Detta impignorabilità, pur non essendo rilevabile d’ufficio, può essere rilevato dall’ufficiale
giudiziario che, riscontrandola, può evitare il pignoramento salva espressa richiesta del debitore.
Oltre ai beni assolutamente impignorabili, esistono dei beni relativamente impignorabili (es. le
cose che il proprietario di un fondo tiene per la coltivazione  il loro pignoramento separato
dall’immobile è ammesso solo se mancano altri beni mobili)
L’intervento dei creditori (artt. 525 – 528)
L’INTERVENTO TEMPESTIVO
L’intervento è tempestivo quando il ricorso con cui si chiede di partecipare alla distribuzione del
ricavato sia inoltrato:
 “non oltre la prima udienza fissata per l’autorizzazione della vendita o dell’assegnazione”,
se il valore dei beni pignorati sia superiore a 20.000 €;
 non oltre la data di presentazione del ricorso con cui il creditore procedente fa istanza di
vendita o di assegnazione, nel caso contrario in cui il valore dei beni pignorati non superi i
20.000 €.
Dell’intervento il cancelliere dà notizia al creditore pignorante.
I creditori intervenuti tempestivamente hanno diritto di partecipare alla distribuzione del ricavato in
parità con ogni altro e, se muniti di titolo, possono anche compiere atti esecutivi, e cioè chiedere la
vendita o l’assegnazione dei beni pignorati, oppure ancora la distribuzione del denaro colpito dal
pignoramento o quella del ricavato.
Il creditore pignorante ha la facoltà di indicare agli intervenuti in udienza o con atto notificato
l’esistenza di altri beni mobili pignorabili, invitandoli a pignorarli o ad anticipargli le spese
necessarie.

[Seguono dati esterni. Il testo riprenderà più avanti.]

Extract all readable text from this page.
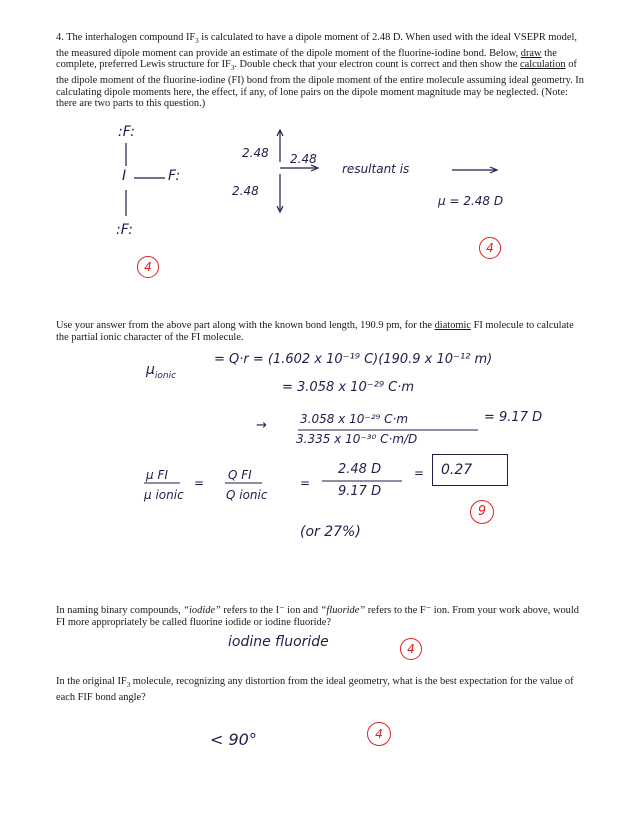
4. The interhalogen compound $IF_3$ is calculated to have a dipole moment of 2.48 D. When used with the ideal VSEPR model, the measured dipole moment can provide an estimate of the dipole moment of the fluorine-iodine bond. Below, draw the complete, preferred Lewis structure for $IF_3$. Double check that your electron count is correct and then show the calculation of the dipole moment of the fluorine-iodine (FI) bond from the dipole moment of the entire molecule assuming ideal geometry. In calculating dipole moments here, the effect, if any, of lone pairs on the dipole moment magnitude may be neglected. (Note: there are two parts to this question.)
:F:
I	F:
:F:
2.48 2.48
2.48
resultant is
μ = 2.48 D
4
4
Use your answer from the above part along with the known bond length, 190.9 pm, for the diatomic FI molecule to calculate the partial ionic character of the FI molecule.
$\mu_{ionic}$
= Q·r = (1.602 x 10⁻¹⁹ C)(190.9 x 10⁻¹² m)
= 3.058 x 10⁻²⁹ C·m
→	3.058 x 10⁻²⁹ C·m
3.335 x 10⁻³⁰ C·m/D
= 9.17 D
μ FI
μ ionic
=
Q FI
Q ionic
=
2.48 D
9.17 D
=	0.27
9
(or 27%)
In naming binary compounds, “iodide” refers to the I⁻ ion and “fluoride” refers to the F⁻ ion. From your work above, would FI more appropriately be called fluorine iodide or iodine fluoride?
iodine fluoride	4
In the original $IF_3$ molecule, recognizing any distortion from the ideal geometry, what is the best expectation for the value of each FIF bond angle?
< 90°	4
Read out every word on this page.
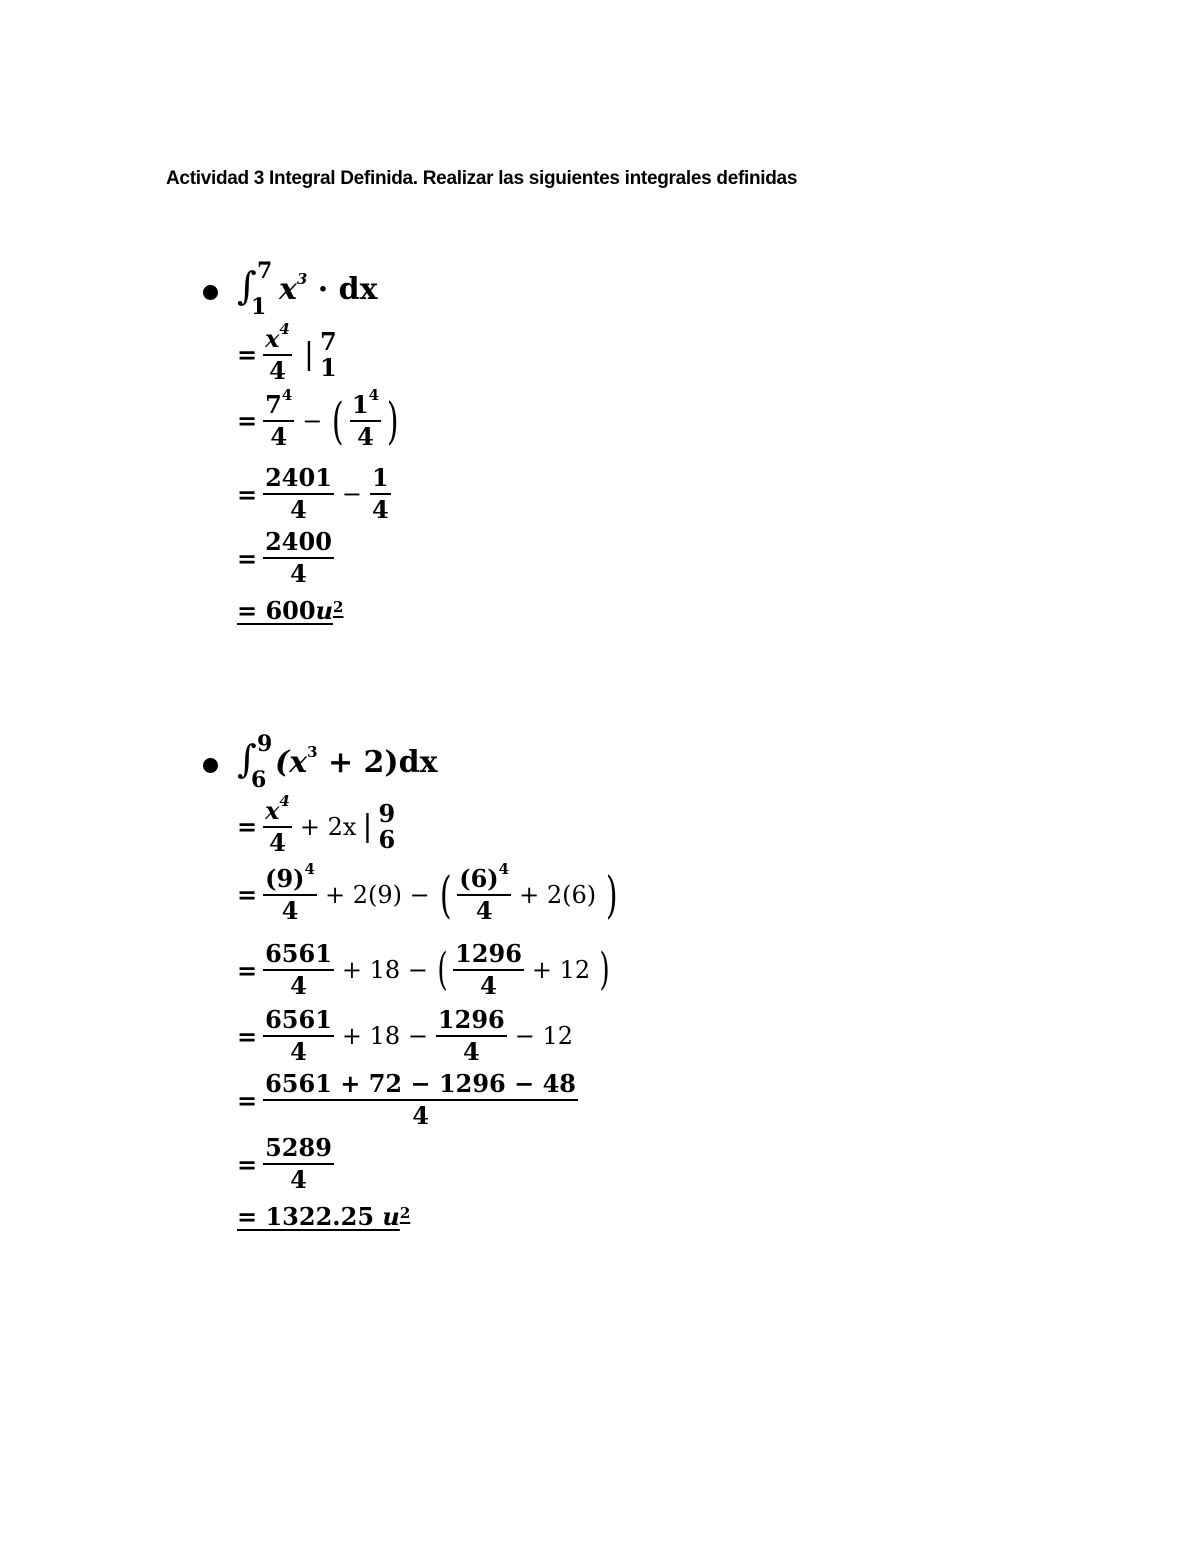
Actividad 3 Integral Definida. Realizar las siguientes integrales definidas
∫ 7
1 $x^3$ · dx
= $\frac{x^4}{4}$ | 7
1
= $\frac{7^4}{4}$ − ( $\frac{1^4}{4}$ )
= $\frac{2401}{4} - \frac{1}{4}$
= $\frac{2400}{4}$
= 600 u 2
∫ 9
6 $(x^3 + 2)dx$
= $\frac{x^4}{4} + 2x$ | 9
6
= $\frac{(9)^4}{4} + 2(9)$ − ( $\frac{(6)^4}{4} + 2(6)$ )
= $\frac{6561}{4} + 18$ − ( $\frac{1296}{4} + 12$ )
= $\frac{6561}{4} + 18 - \frac{1296}{4} - 12$
= $\frac{6561 + 72 - 1296 - 48}{4}$
= $\frac{5289}{4}$
= 1322.25
u 2
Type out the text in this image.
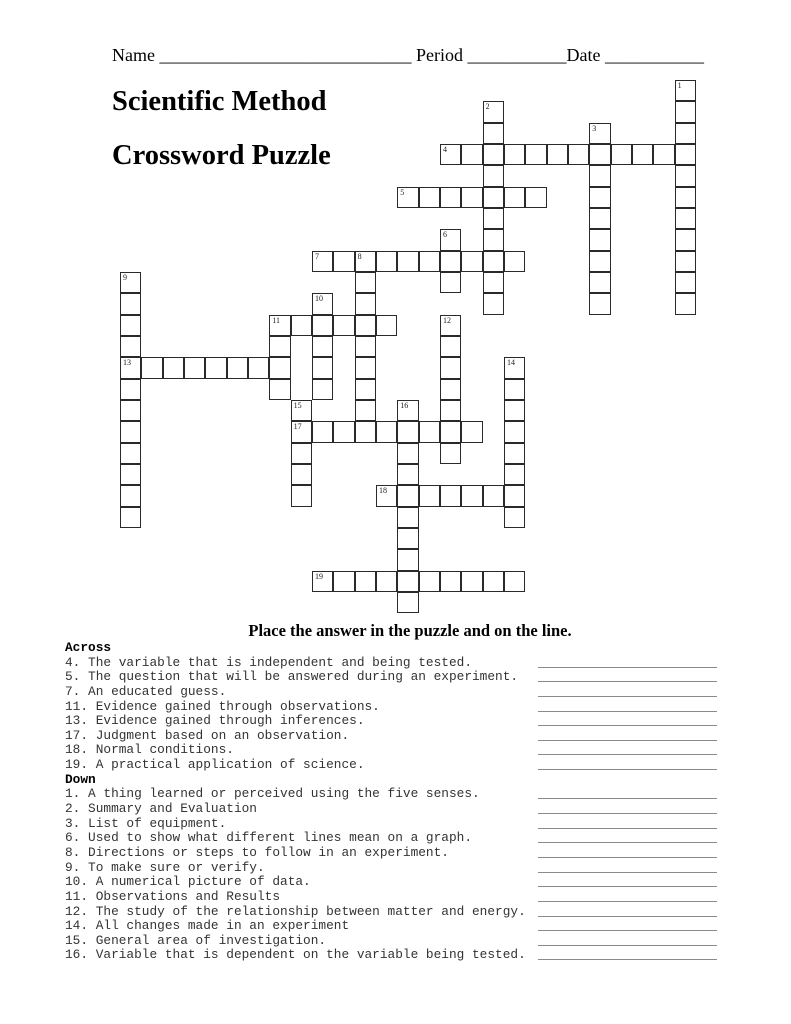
Name ____________________________ Period ___________Date ___________
Scientific Method
Crossword Puzzle
1
2
3
4
5
6
7	8
9
13
10
11	12
14
15
17
16
18
19
Place the answer in the puzzle and on the line.
Across
4. The variable that is independent and being tested.
5. The question that will be answered during an experiment.
7. An educated guess.
11. Evidence gained through observations.
13. Evidence gained through inferences.
17. Judgment based on an observation.
18. Normal conditions.
19. A practical application of science.
Down
1. A thing learned or perceived using the five senses.
2. Summary and Evaluation
3. List of equipment.
6. Used to show what different lines mean on a graph.
8. Directions or steps to follow in an experiment.
9. To make sure or verify.
10. A numerical picture of data.
11. Observations and Results
12. The study of the relationship between matter and energy.
14. All changes made in an experiment
15. General area of investigation.
16. Variable that is dependent on the variable being tested.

Se costoro rifiutano senza giusto motivo, o non rispondono all’invito entro 10 gg., sono
postergati in sede distributiva rispetto al creditore pignorante.
INTERVENTO TARDIVO
L’intervento è tardivo quando sia posteriore alle fasi processuali indicate relativamente
all’intervento tempestivo.
L’intervento in discorso è possibile finché la distribuzione del ricavato non sia definitivamente
chiusa, e quindi anche in caso di sospensione totale o parziale della stessa per l’insorgere di
opposizioni o contestazioni ex art. 512.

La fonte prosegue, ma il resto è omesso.